How to Work Well on Teams

  • Ensuring that there is at least good documentation in addition to a primary and a secondary owner for each area of responsibility
  • Projects run into unpredictable design obstacles or political hazards, or we simply discover that things aren’t working as planned. Requirements morph unexpectedly. How do you get that feedback loop so that you know the instant your plans or designs need to change? Answer: by working in a team. Most engineers know the quote, “Many eyes make all bugs shallow,” but a better version might be, “Many eyes make sure your project stays relevant and on track.”
  • Group teams of four to eight people together in small rooms (or large offices) to make it easy (and non-embarrassing) for spontaneous conversation to happen.

Lose the ego

  • If you perform a root-cause analysis on almost any social conflict, you can ultimately trace it back to a lack of humility, respect, and/or trust.
  • Even if you know you’re the wisest person in the discussion, don’t wave it in people’s faces. For example, do you always feel like you need to have the first or last word on every subject? Do you feel the need to comment on every detail in a proposal or discussion?
  • “The appearance of conforming gets you a long way.” If you chose to assert your ego in any number of ways, “I am going to do it my way,” you pay a small steady price throughout the whole of your professional career. And this, over a whole lifetime, adds up to an enormous amount of needless trouble.

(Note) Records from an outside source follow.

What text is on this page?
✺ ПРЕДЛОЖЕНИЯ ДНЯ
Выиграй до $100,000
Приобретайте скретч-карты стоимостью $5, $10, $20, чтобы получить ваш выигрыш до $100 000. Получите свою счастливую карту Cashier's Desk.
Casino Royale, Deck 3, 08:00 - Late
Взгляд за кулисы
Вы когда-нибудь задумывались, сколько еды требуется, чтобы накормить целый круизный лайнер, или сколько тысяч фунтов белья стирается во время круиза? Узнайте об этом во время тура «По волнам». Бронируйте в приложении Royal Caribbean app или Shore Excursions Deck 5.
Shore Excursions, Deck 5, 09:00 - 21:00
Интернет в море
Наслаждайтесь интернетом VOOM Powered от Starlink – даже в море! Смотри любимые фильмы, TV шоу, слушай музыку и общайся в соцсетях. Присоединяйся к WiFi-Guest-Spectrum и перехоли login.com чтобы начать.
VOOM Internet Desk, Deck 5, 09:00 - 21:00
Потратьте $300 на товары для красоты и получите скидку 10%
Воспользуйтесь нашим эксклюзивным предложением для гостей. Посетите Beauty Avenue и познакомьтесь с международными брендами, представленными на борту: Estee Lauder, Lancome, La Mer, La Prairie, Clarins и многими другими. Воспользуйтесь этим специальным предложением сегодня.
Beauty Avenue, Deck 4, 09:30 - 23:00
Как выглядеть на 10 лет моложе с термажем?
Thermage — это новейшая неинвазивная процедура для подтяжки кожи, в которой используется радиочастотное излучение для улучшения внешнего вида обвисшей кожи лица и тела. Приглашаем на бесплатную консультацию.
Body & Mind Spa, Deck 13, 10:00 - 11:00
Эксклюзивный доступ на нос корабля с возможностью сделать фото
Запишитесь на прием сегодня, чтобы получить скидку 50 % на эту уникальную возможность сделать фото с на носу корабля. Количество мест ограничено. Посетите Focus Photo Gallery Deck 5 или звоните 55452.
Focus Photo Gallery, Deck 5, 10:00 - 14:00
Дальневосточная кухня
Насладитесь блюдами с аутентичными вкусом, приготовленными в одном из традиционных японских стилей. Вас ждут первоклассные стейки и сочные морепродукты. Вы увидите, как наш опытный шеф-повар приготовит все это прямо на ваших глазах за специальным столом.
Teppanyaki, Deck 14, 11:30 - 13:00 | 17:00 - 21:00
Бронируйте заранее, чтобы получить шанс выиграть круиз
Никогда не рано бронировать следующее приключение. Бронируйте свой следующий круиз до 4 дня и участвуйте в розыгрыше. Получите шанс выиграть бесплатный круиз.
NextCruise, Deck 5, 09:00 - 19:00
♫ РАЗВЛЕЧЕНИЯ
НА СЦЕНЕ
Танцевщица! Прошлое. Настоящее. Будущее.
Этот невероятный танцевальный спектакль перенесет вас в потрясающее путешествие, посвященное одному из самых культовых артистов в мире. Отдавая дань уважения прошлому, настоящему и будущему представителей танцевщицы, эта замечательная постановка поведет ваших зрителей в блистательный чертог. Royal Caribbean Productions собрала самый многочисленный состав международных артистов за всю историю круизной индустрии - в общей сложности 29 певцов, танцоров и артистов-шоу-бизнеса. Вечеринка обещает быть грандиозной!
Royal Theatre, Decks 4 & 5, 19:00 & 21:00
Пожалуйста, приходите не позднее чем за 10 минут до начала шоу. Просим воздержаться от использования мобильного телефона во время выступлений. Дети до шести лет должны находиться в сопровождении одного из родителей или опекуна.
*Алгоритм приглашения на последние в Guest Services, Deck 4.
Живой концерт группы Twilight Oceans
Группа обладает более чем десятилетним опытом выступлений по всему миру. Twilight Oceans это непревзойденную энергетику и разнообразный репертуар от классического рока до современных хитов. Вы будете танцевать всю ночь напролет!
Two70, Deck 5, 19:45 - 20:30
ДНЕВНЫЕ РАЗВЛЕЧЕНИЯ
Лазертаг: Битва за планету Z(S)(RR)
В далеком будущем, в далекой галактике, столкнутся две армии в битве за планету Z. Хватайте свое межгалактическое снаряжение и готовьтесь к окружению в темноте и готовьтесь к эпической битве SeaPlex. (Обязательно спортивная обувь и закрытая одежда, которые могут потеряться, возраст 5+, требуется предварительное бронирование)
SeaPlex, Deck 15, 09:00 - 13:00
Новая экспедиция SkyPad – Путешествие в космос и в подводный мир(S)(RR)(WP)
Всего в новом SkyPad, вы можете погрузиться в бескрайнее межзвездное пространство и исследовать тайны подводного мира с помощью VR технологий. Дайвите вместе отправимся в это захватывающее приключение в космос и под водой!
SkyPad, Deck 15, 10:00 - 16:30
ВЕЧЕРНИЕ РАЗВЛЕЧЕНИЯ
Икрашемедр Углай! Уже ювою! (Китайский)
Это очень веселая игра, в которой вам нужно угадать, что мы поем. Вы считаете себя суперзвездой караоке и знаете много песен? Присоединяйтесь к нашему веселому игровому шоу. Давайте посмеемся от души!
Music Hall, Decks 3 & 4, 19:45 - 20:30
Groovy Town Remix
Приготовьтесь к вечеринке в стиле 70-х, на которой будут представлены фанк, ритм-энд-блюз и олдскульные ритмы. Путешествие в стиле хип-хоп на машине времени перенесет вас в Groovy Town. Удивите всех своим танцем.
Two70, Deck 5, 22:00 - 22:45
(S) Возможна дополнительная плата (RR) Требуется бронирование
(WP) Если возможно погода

Learn to give and take criticism

  • For example, if you have an insecure collaborator, here’s what not to say: “Man, you totally got the control flow wrong on that method there. You should be using the standard xyzzy code pattern like everyone else.” This feedback is full of antipatterns: you’re telling someone they’re “wrong” (as if the world were black and white), demanding they change something, and accusing them of creating something that goes against what everyone else is doing (making them feel stupid). Your coworker will immediately be put on the offense, and their response is bound to be overly emotional.
  • A better way to say the same thing might be, “Hey, I’m confused by the control flow in this section here. I wonder if the xyzzy code pattern might make this clearer and easier to maintain?”

Knowledge sharing

  • Engineers have a tendency to reach for “this is bad!” far more quickly than is often warranted, especially for unfamiliar code, languages, or paradigms
  • The first time you learn something is the best time to see ways that the existing documentation and training materials can be improved

Challenges to Learning

A group of people that is split between people who know “everything” and novices, with little middle ground. This problem often reinforces itself if experts always do everything themselves and don’t take the time to develop new experts through mentoring or documentation. In this scenario, knowledge and responsibilities continue to accumulate on those who already have expertise, and new team members or novices are left to fend for themselves and ramp up more slowly.

Tribal and written knowledge complement each other. Even a perfectly expert team with perfect documentation needs to communicate with one another, coordinate with other teams, and adapt their strategies over time. No single knowledge-sharing approach is the correct solution for all types of learning,

Psychological Safety in Large Groups

  • No “well-actuallys”
    • Pedantic corrections that tend to be about grandstanding rather than precision.
  • No back-seat driving
    • Interrupting an existing discussion to offer opinions without committing to the conversation.